A Looming Crisis Approaches in Israel Concerning Ultra-Orthodox Conscription Legislation

A massive rally in Jerusalem opposing the draft bill
The initiative to draft more Haredi men triggered a huge protest in Jerusalem recently.

A looming crisis over drafting Haredi men into the Israeli army is jeopardizing the governing coalition and fracturing the nation.

Popular sentiment on the question has undergone a sea change in Israel after two years of war, and this is now perhaps the most divisive political issue facing Benjamin Netanyahu.

The Judicial Battle

Legislators are now debating a piece of legislation to end the deferment awarded to Haredi students engaged in Torah study, established when the modern Israel was declared in 1948.

This arrangement was declared unconstitutional by the Supreme Court almost 20 years ago. Stopgap solutions to maintain it were formally ended by the bench last year, forcing the government to commence conscription of the Haredi sector.

Some 24,000 call-up papers were delivered last year, but merely about 1,200 men from the community showed up, according to defense officials presented to lawmakers.

A remembrance site in Tel Aviv for war victims
A remembrance site for those lost in the 2023 assault and subsequent war has been created at Dizengoff Square in Tel Aviv.

Strains Boil Over Into Violence

Friction is spilling onto the public squares, with elected officials now discussing a new conscription law to compel ultra-Orthodox men into army duty in the same way as other Jewish citizens.

Two representatives were confronted this month by hardline activists, who are enraged with the Knesset's deliberations of the bill.

And last week, a special Border Police unit had to extract army police who were targeted by a sizeable mob of Haredi men as they tried to arrest a suspected draft-evader.

Such incidents have led to the development of a new messaging system named "Dark Alert" to send out instant alerts through Haredi neighborhoods and summon activists to block enforcement from taking place.

"Israel is a Jewish nation," said an activist. "It's impossible to battle the Jewish faith in a nation founded on Jewish identity. It is a contradiction."

An Environment Apart

Young students studying in a religious seminary
In a learning space at a religious seminary, teenage boys study the Torah and Talmud.

However the changes blowing through Israel have not yet breached the confines of the Kisse Rahamim yeshiva in Bnei Brak, an ultra-Orthodox city on the outskirts of Tel Aviv.

Within the study hall, teenage boys study together to debate Judaism's religious laws, their brightly coloured writing books standing out against the lines of formal attire and traditional skullcaps.

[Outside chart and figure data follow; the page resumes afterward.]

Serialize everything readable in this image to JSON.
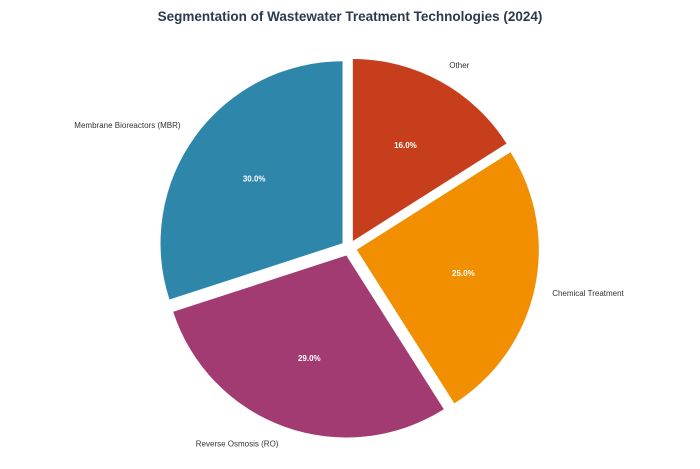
{
  "chart_data": {
    "type": "pie",
    "title": "Segmentation of Wastewater Treatment Technologies (2024)",
    "categories": [
      "Membrane Bioreactors (MBR)",
      "Reverse Osmosis (RO)",
      "Chemical Treatment",
      "Other"
    ],
    "values": [
      30.0,
      29.0,
      25.0,
      16.0
    ],
    "value_labels": [
      "30.0%",
      "29.0%",
      "25.0%",
      "16.0%"
    ],
    "colors": [
      "#2e86ab",
      "#a23b72",
      "#f18f01",
      "#c73e1d"
    ],
    "exploded": true,
    "start_angle_deg": 90,
    "direction": "counterclockwise",
    "legend": "none"
  }
}
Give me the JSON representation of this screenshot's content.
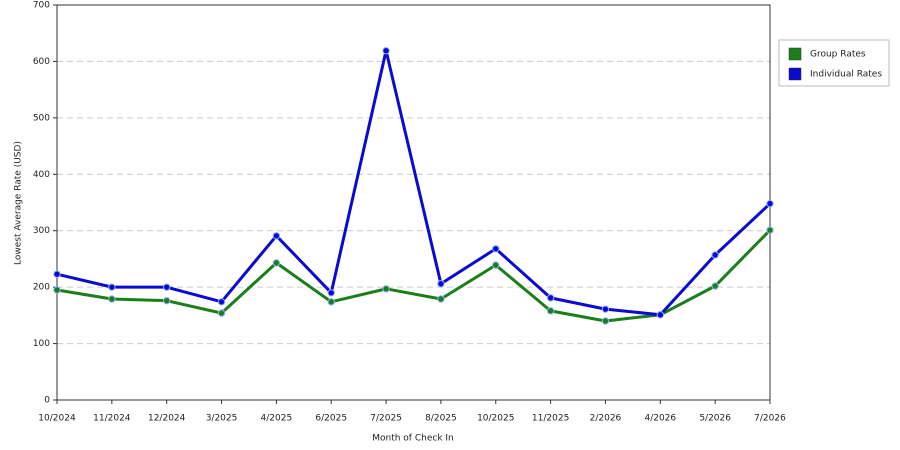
{
  "chart_data": {
    "type": "line",
    "x_label": "Month of Check In",
    "y_label": "Lowest Average Rate (USD)",
    "categories": [
      "10/2024",
      "11/2024",
      "12/2024",
      "3/2025",
      "4/2025",
      "6/2025",
      "7/2025",
      "8/2025",
      "10/2025",
      "11/2025",
      "2/2026",
      "4/2026",
      "5/2026",
      "7/2026"
    ],
    "series": [
      {
        "name": "Group Rates",
        "color": "#1a7f1a",
        "values": [
          195,
          179,
          176,
          154,
          243,
          174,
          197,
          179,
          239,
          158,
          140,
          151,
          202,
          301
        ]
      },
      {
        "name": "Individual Rates",
        "color": "#0a0ad0",
        "values": [
          223,
          200,
          200,
          174,
          291,
          190,
          619,
          206,
          268,
          181,
          161,
          151,
          257,
          348
        ]
      }
    ],
    "ylim": [
      0,
      700
    ],
    "yticks": [
      0,
      100,
      200,
      300,
      400,
      500,
      600,
      700
    ],
    "grid": true,
    "legend": "right"
  }
}
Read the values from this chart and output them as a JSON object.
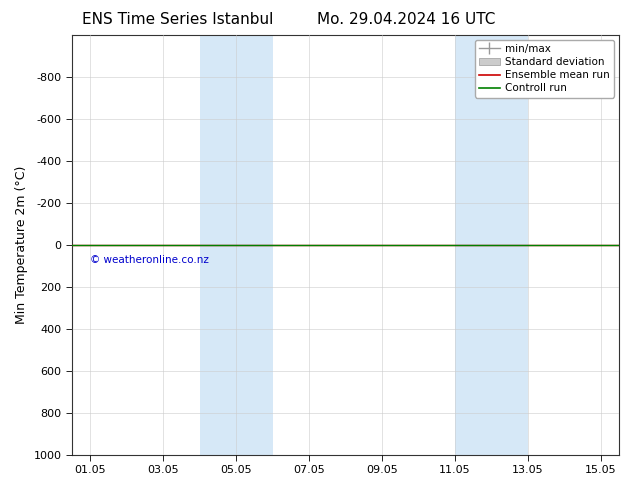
{
  "title_left": "ENS Time Series Istanbul",
  "title_right": "Mo. 29.04.2024 16 UTC",
  "ylabel": "Min Temperature 2m (°C)",
  "ylim_bottom": 1000,
  "ylim_top": -1000,
  "yticks": [
    -800,
    -600,
    -400,
    -200,
    0,
    200,
    400,
    600,
    800,
    1000
  ],
  "xtick_labels": [
    "01.05",
    "03.05",
    "05.05",
    "07.05",
    "09.05",
    "11.05",
    "13.05",
    "15.05"
  ],
  "xtick_positions": [
    1,
    3,
    5,
    7,
    9,
    11,
    13,
    15
  ],
  "xlim": [
    0.5,
    15.5
  ],
  "shaded_bands": [
    {
      "x_start": 4.0,
      "x_end": 6.0
    },
    {
      "x_start": 11.0,
      "x_end": 13.0
    }
  ],
  "band_color": "#d6e8f7",
  "line_y": 0,
  "control_run_color": "#008000",
  "ensemble_mean_color": "#cc0000",
  "minmax_color": "#999999",
  "stddev_fill_color": "#cccccc",
  "copyright_text": "© weatheronline.co.nz",
  "copyright_color": "#0000cc",
  "background_color": "#ffffff",
  "title_fontsize": 11,
  "axis_label_fontsize": 9,
  "tick_fontsize": 8,
  "legend_fontsize": 7.5
}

"Come at one in the morning, and you will see half the guys are engaged in learning," the leader of the academy, Rabbi Tzemach Mazuz, said. "Via dedicated learning, we shield the soldiers wherever they are. This constitutes our service."

The community holds that constant study and Torah learning defend Israel's military, and are as essential to its security as its conventional forces. This conviction was accepted by previous governments in the earlier decades, he said, but he admitted that public attitudes are shifting.

Rising Public Pressure

This religious sector has grown substantially its percentage of Israel's population over the past seven decades, and now constitutes a sizable minority. What began as an deferment for several hundred Torah scholars evolved into, by the start of the 2023 war, a group of some 60,000 men exempt from the conscription.

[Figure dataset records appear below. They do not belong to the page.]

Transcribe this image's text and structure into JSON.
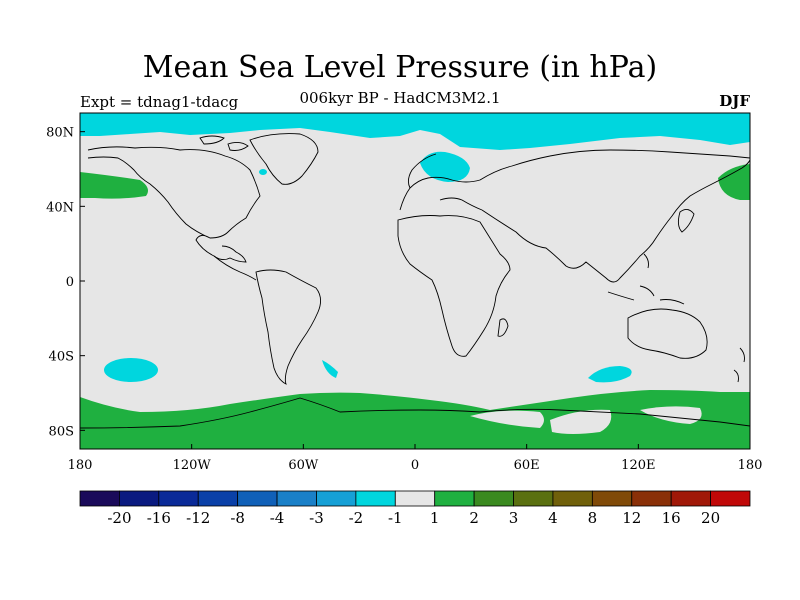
{
  "title": "Mean Sea Level Pressure (in hPa)",
  "subtitle": "006kyr BP - HadCM3M2.1",
  "experiment": "Expt = tdnag1-tdacg",
  "season": "DJF",
  "colors": {
    "background": "#e6e6e6",
    "positive": "#1fb040",
    "negative": "#00d6de",
    "coastline": "#000000"
  },
  "axes": {
    "x_ticks": [
      "180",
      "120W",
      "60W",
      "0",
      "60E",
      "120E",
      "180"
    ],
    "y_ticks": [
      "80N",
      "40N",
      "0",
      "40S",
      "80S"
    ]
  },
  "colorbar": {
    "colors": [
      "#1a0a5a",
      "#0a1a80",
      "#0a2a98",
      "#0a40a8",
      "#1060b8",
      "#1a80c8",
      "#16a0d6",
      "#00d6de",
      "#e6e6e6",
      "#1fb040",
      "#3a8a20",
      "#5a7010",
      "#70600a",
      "#804a08",
      "#8a3008",
      "#a01808",
      "#c00808"
    ],
    "labels": [
      "-20",
      "-16",
      "-12",
      "-8",
      "-4",
      "-3",
      "-2",
      "-1",
      "1",
      "2",
      "3",
      "4",
      "8",
      "12",
      "16",
      "20"
    ]
  }
}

Surveys indicate approval of drafting the Haredim is rising. A survey in July found that 85% of non-Haredi Jews - encompassing almost three-quarters in his own coalition allies - favored sanctions for those who declined a enlistment summons, with a solid consensus in supporting cutting state subsidies, the right to travel, or the franchise.

"I feel there are individuals who reside in this country without giving anything back," one off-duty soldier in Tel Aviv commented.

"It is my belief, no matter how devout, [it] should be an justification not to go and serve your state," added a Tel Aviv resident. "As a citizen by birth, I find it somewhat unreasonable that you want to exempt yourself just to study Torah all day."

Perspectives from Within Bnei Brak

A local resident next to a memorial
A Bnei Brak resident oversees a remembrance site honoring servicemen from her neighborhood who have been lost in the nation's conflicts.

Backing for broadening conscription is also coming from traditional Jews beyond the Haredi community, like Dorit Barak, who is a neighbor of the academy and notes observant but non-Haredi Jews who do enlist in the army while also studying Torah.

"I am frustrated that the Haredim don't enlist," she said. "This creates inequality. I too follow the Torah, but there's a teaching in Hebrew - 'The Book and the Sword' – it signifies the scripture and the weapons together. That is the path, until the arrival of peace."

Ms Barak runs a small memorial in the neighborhood to local soldiers, both religious and secular, who were fallen in war. Lines of photographs {

Kyle Cooper
Kyle Cooper

Tech strategist and writer passionate about AI advancements and digital solutions.